Apesar de Comissão de Constituição e Justiça da Câmara Municipal ser a favor da derrubada do veto a emendas no orçamento de 2022, o Legislativo aprovou ontem a manutenção do veto que atingiu seis emendas apresentadas pelo vereador Túlio Micheli (Solidariedade).
Ao todo, o parlamentar tinha proposto o remanejamento de R$ 450 mil no orçamento deste ano.

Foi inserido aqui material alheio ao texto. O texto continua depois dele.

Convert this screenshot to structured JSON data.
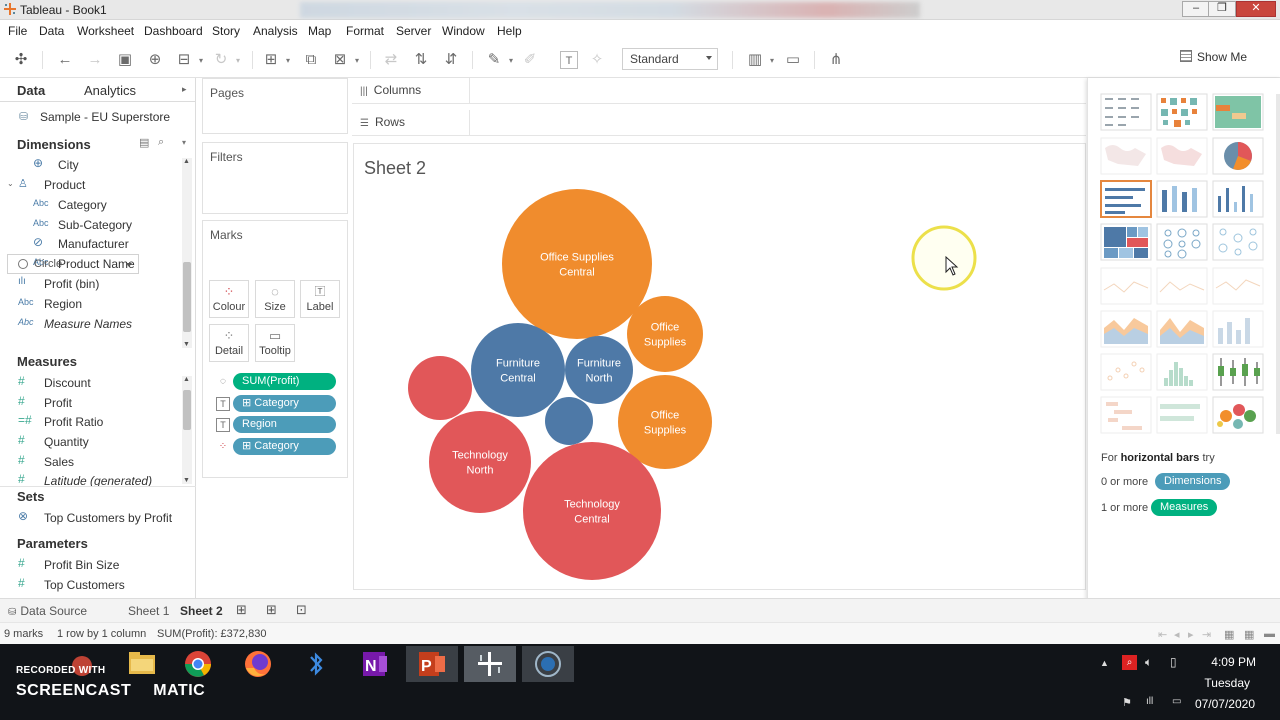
{
  "window": {
    "title": "Tableau - Book1"
  },
  "menu": [
    "File",
    "Data",
    "Worksheet",
    "Dashboard",
    "Story",
    "Analysis",
    "Map",
    "Format",
    "Server",
    "Window",
    "Help"
  ],
  "toolbar": {
    "fit_mode": "Standard",
    "show_me_label": "Show Me"
  },
  "left_panel": {
    "tabs": [
      "Data",
      "Analytics"
    ],
    "datasource": "Sample - EU Superstore",
    "dimensions_label": "Dimensions",
    "dimensions": [
      {
        "label": "City",
        "icon": "globe-icon"
      },
      {
        "label": "Product",
        "icon": "hierarchy-icon"
      },
      {
        "label": "Category",
        "icon": "abc-icon"
      },
      {
        "label": "Sub-Category",
        "icon": "abc-icon"
      },
      {
        "label": "Manufacturer",
        "icon": "link-icon"
      },
      {
        "label": "Product Name",
        "icon": "abc-icon"
      },
      {
        "label": "Profit (bin)",
        "icon": "bin-icon"
      },
      {
        "label": "Region",
        "icon": "abc-icon"
      },
      {
        "label": "Measure Names",
        "icon": "abc-icon"
      }
    ],
    "measures_label": "Measures",
    "measures": [
      {
        "label": "Discount"
      },
      {
        "label": "Profit"
      },
      {
        "label": "Profit Ratio"
      },
      {
        "label": "Quantity"
      },
      {
        "label": "Sales"
      },
      {
        "label": "Latitude (generated)"
      }
    ],
    "sets_label": "Sets",
    "sets": [
      {
        "label": "Top Customers by Profit"
      }
    ],
    "parameters_label": "Parameters",
    "parameters": [
      {
        "label": "Profit Bin Size"
      },
      {
        "label": "Top Customers"
      }
    ]
  },
  "shelves": {
    "pages": "Pages",
    "filters": "Filters",
    "marks": "Marks",
    "mark_type": "Circle",
    "buttons": [
      "Colour",
      "Size",
      "Label",
      "Detail",
      "Tooltip"
    ],
    "pills": [
      {
        "label": "SUM(Profit)",
        "color": "#00b180",
        "icon": "size-icon"
      },
      {
        "label": "⊞ Category",
        "color": "#4c9cb9",
        "icon": "label-icon"
      },
      {
        "label": "Region",
        "color": "#4c9cb9",
        "icon": "label-icon"
      },
      {
        "label": "⊞ Category",
        "color": "#4c9cb9",
        "icon": "colour-icon"
      }
    ],
    "columns": "Columns",
    "rows": "Rows"
  },
  "view": {
    "sheet_title": "Sheet 2"
  },
  "chart_data": {
    "type": "packed-bubble",
    "size_measure": "SUM(Profit)",
    "color_by": "Category",
    "label_fields": [
      "Category",
      "Region"
    ],
    "color_legend": {
      "Office Supplies": "#f08c2d",
      "Furniture": "#4e79a7",
      "Technology": "#e15759"
    },
    "bubbles": [
      {
        "category": "Office Supplies",
        "region": "Central",
        "label_lines": [
          "Office Supplies",
          "Central"
        ],
        "relative_size": 75
      },
      {
        "category": "Office Supplies",
        "region": "North",
        "label_lines": [
          "Office",
          "Supplies"
        ],
        "relative_size": 38
      },
      {
        "category": "Office Supplies",
        "region": "South",
        "label_lines": [
          "Office",
          "Supplies"
        ],
        "relative_size": 47
      },
      {
        "category": "Furniture",
        "region": "Central",
        "label_lines": [
          "Furniture",
          "Central"
        ],
        "relative_size": 47
      },
      {
        "category": "Furniture",
        "region": "North",
        "label_lines": [
          "Furniture",
          "North"
        ],
        "relative_size": 34
      },
      {
        "category": "Furniture",
        "region": "South",
        "label_lines": [],
        "relative_size": 24
      },
      {
        "category": "Technology",
        "region": "Central",
        "label_lines": [
          "Technology",
          "Central"
        ],
        "relative_size": 69
      },
      {
        "category": "Technology",
        "region": "North",
        "label_lines": [
          "Technology",
          "North"
        ],
        "relative_size": 51
      },
      {
        "category": "Technology",
        "region": "South",
        "label_lines": [],
        "relative_size": 32
      }
    ]
  },
  "show_me": {
    "hint_prefix": "For",
    "hint_bold": "horizontal bars",
    "hint_suffix": "try",
    "req1_prefix": "0 or more",
    "req1_pill": "Dimensions",
    "req2_prefix": "1 or more",
    "req2_pill": "Measures",
    "pill_dim_color": "#4c9cb9",
    "pill_meas_color": "#00b180"
  },
  "sheet_tabs": {
    "data_source": "Data Source",
    "tabs": [
      "Sheet 1",
      "Sheet 2"
    ],
    "active": "Sheet 2"
  },
  "status": {
    "marks": "9 marks",
    "grid": "1 row by 1 column",
    "sum": "SUM(Profit): £372,830"
  },
  "taskbar": {
    "watermark_line1": "RECORDED WITH",
    "watermark_line2": "SCREENCAST",
    "watermark_line3": "MATIC",
    "time": "4:09 PM",
    "day": "Tuesday",
    "date": "07/07/2020"
  }
}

A maior parte era destinada para a Secretaria de Saúde, sendo R$ 300 mil seriam para investimento na estrutura do Samu e R$ 80 mil para compra de macas, cadeiras e equipamentos para a pasta.
A administração municipal justificou que o remanejamento poderia acarretar em um desequilíbrio na peça orçamentária, o que poderia ser contestado futuramente pelo Tribunal de Contas. O autor das emendas não contestou o argumento e se posicionou também pela manutenção do veto, argumentando que o governo municipal se comprometeu em fazer os investimentos pleiteados em curto prazo.
O veto às seis emendas acabou mantido, mas a decisão não foi unânime. Foram treze votos a favor de manter o veto do Executivo e sete contrários. O grupo seguiu entendimento da Constituição de Justiça pela derrubada do veto.
Também foi mantido o veto à proposição que obrigaria drogarias, farmácias e empresas de comercialização de medicamentos de uso humano a disponibilizarem caixas para a coleta de medicamentos vencidos ou em desuso.
A Comissão de Constituição e Justiça também havia emitido parecer pela derrubado do veto, porém os vereadores argumentaram que os farmacêuticos apresentaram que a legislação não fosse aplicada em Uberaba porque geraria altos custos.
Com isso, a decisão foi por manter o veto. Entretanto, novamente não houve unanimidade: 15 vereadores votaram em prol da continuidade do veto e cinco foram contrários.
Por outro lado, foi adiada a votação do projeto que proibiria a utilização de slogan, logomarca ou qualquer marca pessoal da gestão em páginas oficiais e bens públicos. A matéria foi retirada da pauta de última hora e ainda não há previsão de retorno ao plenário.